Dat klinkt een beetje als Max Havelaar en Bartolomeus de las Casas, maar was niet juist Max Havelaar deel van het Nederlandse kolonialisme? En eiste - en kreeg - De las Casas niet een eigen territorium in Guatemala om de indianen te koloniseren volgens de regels van de Kerk? De betogen van deze zogenaamde beschermers van de indianen vind ik doorgaans ergerlijk. De indianen worden als nobele wilden romantischer en exotischer beschreven dan nodig is. De westerling neemt een (neo)koloniale houding aan in zijn kennelijke behoefte om binnen een uitheems spiegelbeeld, vol mythologie en mysterieuze magie, de opvatting te huldigen dat de indiaan niet als 'volwassene' in het leven zou staan en als een soort kind zijn hulp behoeft.

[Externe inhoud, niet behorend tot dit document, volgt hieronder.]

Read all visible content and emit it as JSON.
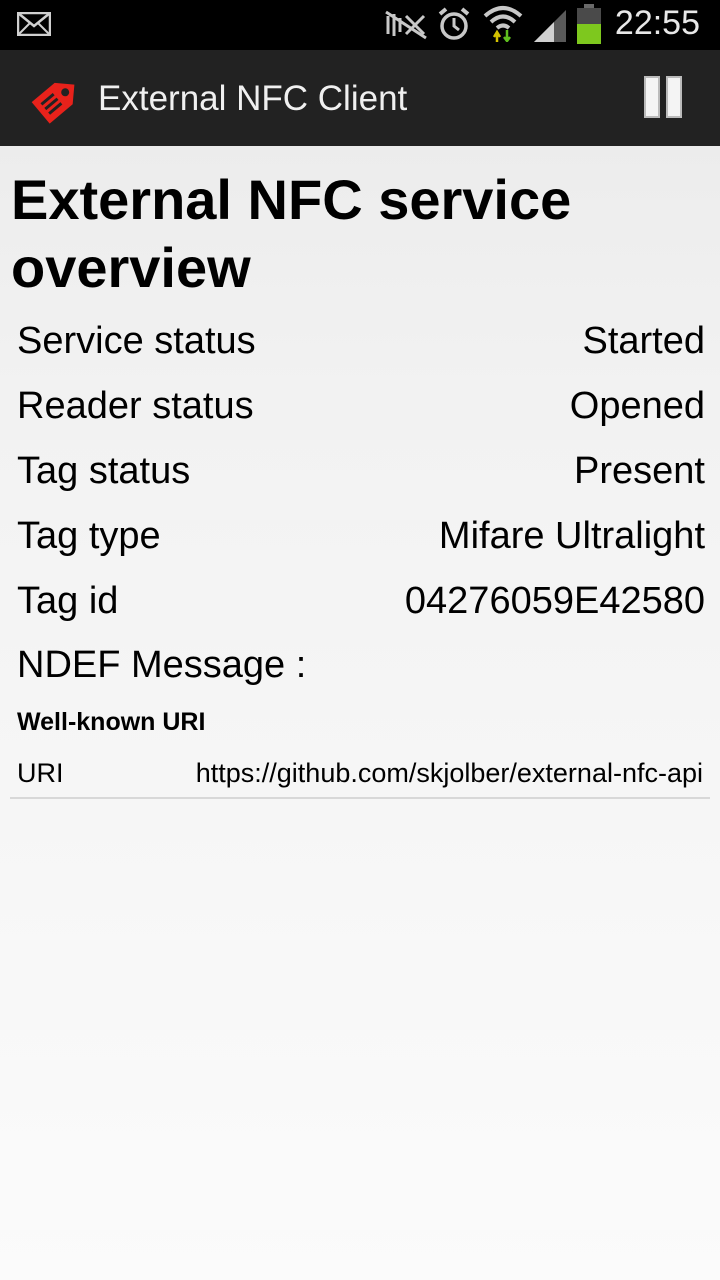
{
  "status_bar": {
    "time": "22:55",
    "icons": [
      "mail-icon",
      "nfc-mute-icon",
      "alarm-icon",
      "wifi-icon",
      "signal-icon",
      "battery-icon"
    ]
  },
  "action_bar": {
    "title": "External NFC Client",
    "logo_icon": "nfc-tag-logo-icon",
    "action_icon": "pause-icon",
    "logo_color": "#e8221b"
  },
  "main": {
    "title": "External NFC service overview",
    "rows": [
      {
        "label": "Service status",
        "value": "Started"
      },
      {
        "label": "Reader status",
        "value": "Opened"
      },
      {
        "label": "Tag status",
        "value": "Present"
      },
      {
        "label": "Tag type",
        "value": "Mifare Ultralight"
      },
      {
        "label": "Tag id",
        "value": "04276059E42580"
      }
    ],
    "ndef_heading": "NDEF Message :",
    "record": {
      "type": "Well-known URI",
      "field_label": "URI",
      "field_value": "https://github.com/skjolber/external-nfc-api"
    }
  }
}
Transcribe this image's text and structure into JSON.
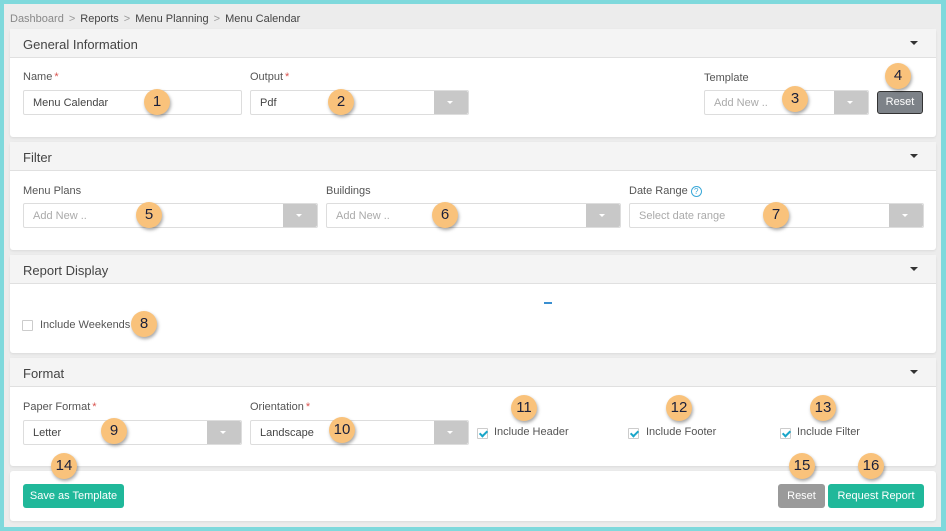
{
  "breadcrumb": [
    "Dashboard",
    "Reports",
    "Menu Planning",
    "Menu Calendar"
  ],
  "general": {
    "title": "General Information",
    "name_label": "Name",
    "name_value": "Menu Calendar",
    "output_label": "Output",
    "output_value": "Pdf",
    "template_label": "Template",
    "template_placeholder": "Add New ..",
    "reset_label": "Reset"
  },
  "filter": {
    "title": "Filter",
    "menu_plans_label": "Menu Plans",
    "menu_plans_placeholder": "Add New ..",
    "buildings_label": "Buildings",
    "buildings_placeholder": "Add New ..",
    "date_range_label": "Date Range",
    "date_range_placeholder": "Select date range",
    "help": "?"
  },
  "display": {
    "title": "Report Display",
    "include_weekends_label": "Include Weekends",
    "include_weekends": false
  },
  "format": {
    "title": "Format",
    "paper_label": "Paper Format",
    "paper_value": "Letter",
    "orientation_label": "Orientation",
    "orientation_value": "Landscape",
    "include_header_label": "Include Header",
    "include_header": true,
    "include_footer_label": "Include Footer",
    "include_footer": true,
    "include_filter_label": "Include Filter",
    "include_filter": true
  },
  "footer": {
    "save_template_label": "Save as Template",
    "reset_label": "Reset",
    "request_label": "Request Report"
  },
  "required_mark": "*",
  "badges": [
    "1",
    "2",
    "3",
    "4",
    "5",
    "6",
    "7",
    "8",
    "9",
    "10",
    "11",
    "12",
    "13",
    "14",
    "15",
    "16"
  ],
  "colors": {
    "accent": "#20b89a",
    "frame": "#7fd9dc",
    "badge": "#f9c27b"
  }
}
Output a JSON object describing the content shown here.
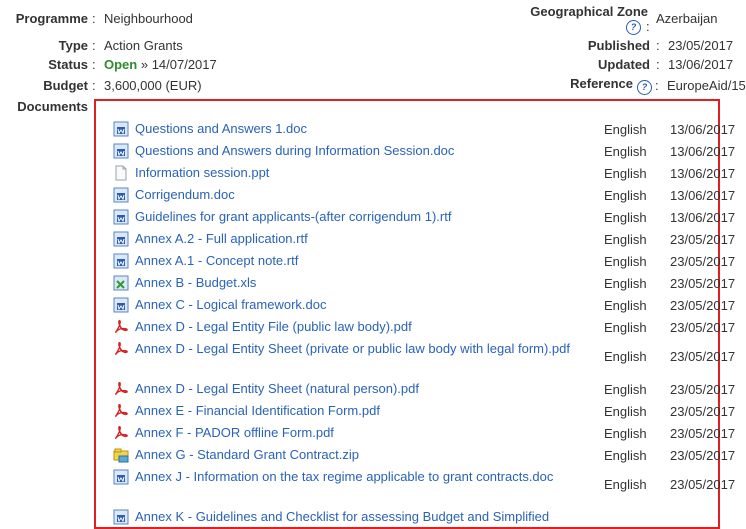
{
  "info": {
    "programme": {
      "label": "Programme",
      "value": "Neighbourhood"
    },
    "type": {
      "label": "Type",
      "value": "Action Grants"
    },
    "status": {
      "label": "Status",
      "value_strong": "Open",
      "value_rest": " » 14/07/2017"
    },
    "budget": {
      "label": "Budget",
      "value": "3,600,000 (EUR)"
    },
    "documents_label": "Documents",
    "geo_zone": {
      "label": "Geographical Zone",
      "value": "Azerbaijan"
    },
    "published": {
      "label": "Published",
      "value": "23/05/2017"
    },
    "updated": {
      "label": "Updated",
      "value": "13/06/2017"
    },
    "reference": {
      "label": "Reference",
      "value": "EuropeAid/15"
    },
    "help_glyph": "?",
    "colon": ":"
  },
  "documents": [
    {
      "name": "Questions and Answers 1.doc",
      "icon": "word-doc-icon",
      "lang": "English",
      "date": "13/06/2017"
    },
    {
      "name": "Questions and Answers during Information Session.doc",
      "icon": "word-doc-icon",
      "lang": "English",
      "date": "13/06/2017"
    },
    {
      "name": "Information session.ppt",
      "icon": "generic-file-icon",
      "lang": "English",
      "date": "13/06/2017"
    },
    {
      "name": "Corrigendum.doc",
      "icon": "word-doc-icon",
      "lang": "English",
      "date": "13/06/2017"
    },
    {
      "name": "Guidelines for grant applicants-(after corrigendum 1).rtf",
      "icon": "word-doc-icon",
      "lang": "English",
      "date": "13/06/2017"
    },
    {
      "name": "Annex A.2 - Full application.rtf",
      "icon": "word-doc-icon",
      "lang": "English",
      "date": "23/05/2017"
    },
    {
      "name": "Annex A.1 - Concept note.rtf",
      "icon": "word-doc-icon",
      "lang": "English",
      "date": "23/05/2017"
    },
    {
      "name": "Annex B - Budget.xls",
      "icon": "excel-icon",
      "lang": "English",
      "date": "23/05/2017"
    },
    {
      "name": "Annex C - Logical framework.doc",
      "icon": "word-doc-icon",
      "lang": "English",
      "date": "23/05/2017"
    },
    {
      "name": "Annex D - Legal Entity File (public law body).pdf",
      "icon": "pdf-icon",
      "lang": "English",
      "date": "23/05/2017"
    },
    {
      "name": "Annex D - Legal Entity Sheet (private or public law body with legal form).pdf",
      "icon": "pdf-icon",
      "lang": "English",
      "date": "23/05/2017"
    },
    {
      "name": "Annex D - Legal Entity Sheet (natural person).pdf",
      "icon": "pdf-icon",
      "lang": "English",
      "date": "23/05/2017"
    },
    {
      "name": "Annex E - Financial Identification Form.pdf",
      "icon": "pdf-icon",
      "lang": "English",
      "date": "23/05/2017"
    },
    {
      "name": "Annex F - PADOR offline Form.pdf",
      "icon": "pdf-icon",
      "lang": "English",
      "date": "23/05/2017"
    },
    {
      "name": "Annex G - Standard Grant Contract.zip",
      "icon": "zip-icon",
      "lang": "English",
      "date": "23/05/2017"
    },
    {
      "name": "Annex J - Information on the tax regime applicable to grant contracts.doc",
      "icon": "word-doc-icon",
      "lang": "English",
      "date": "23/05/2017"
    },
    {
      "name": "Annex K - Guidelines and Checklist for assessing Budget and Simplified",
      "icon": "word-doc-icon",
      "lang": "",
      "date": ""
    }
  ]
}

Deze strijd om de geest van de indiaan is al meer dan vijfhonderd jaar aan de gang. De stem van de indiaan zelf klinkt daarin nauwelijks zelfstandig door. Curieus genoeg geloof ik dat juist Chagnon, ondanks zijn dolle aanpak en betwistbare conclusies, in de eerste helft van zijn boek aardig in de buurt is gekomen van een acceptabele representatie. Zijn Yanamamö zijn allesbehalve nobele wilden, maar levende mensen. In Tierney's werk daarentegen is nauwelijks een Yanomamö aanwezig, er zijn slechts karikaturen.

Arij Ouweneel is verbonden aan het Interuniversitair Centrum voor Studie en Documentatie van Latijns Amerika te Amsterdam en is bijzonder hoogleraar Antropologie en Etnohistorie van de Indiaanse Volken aan de Universiteit Utrecht.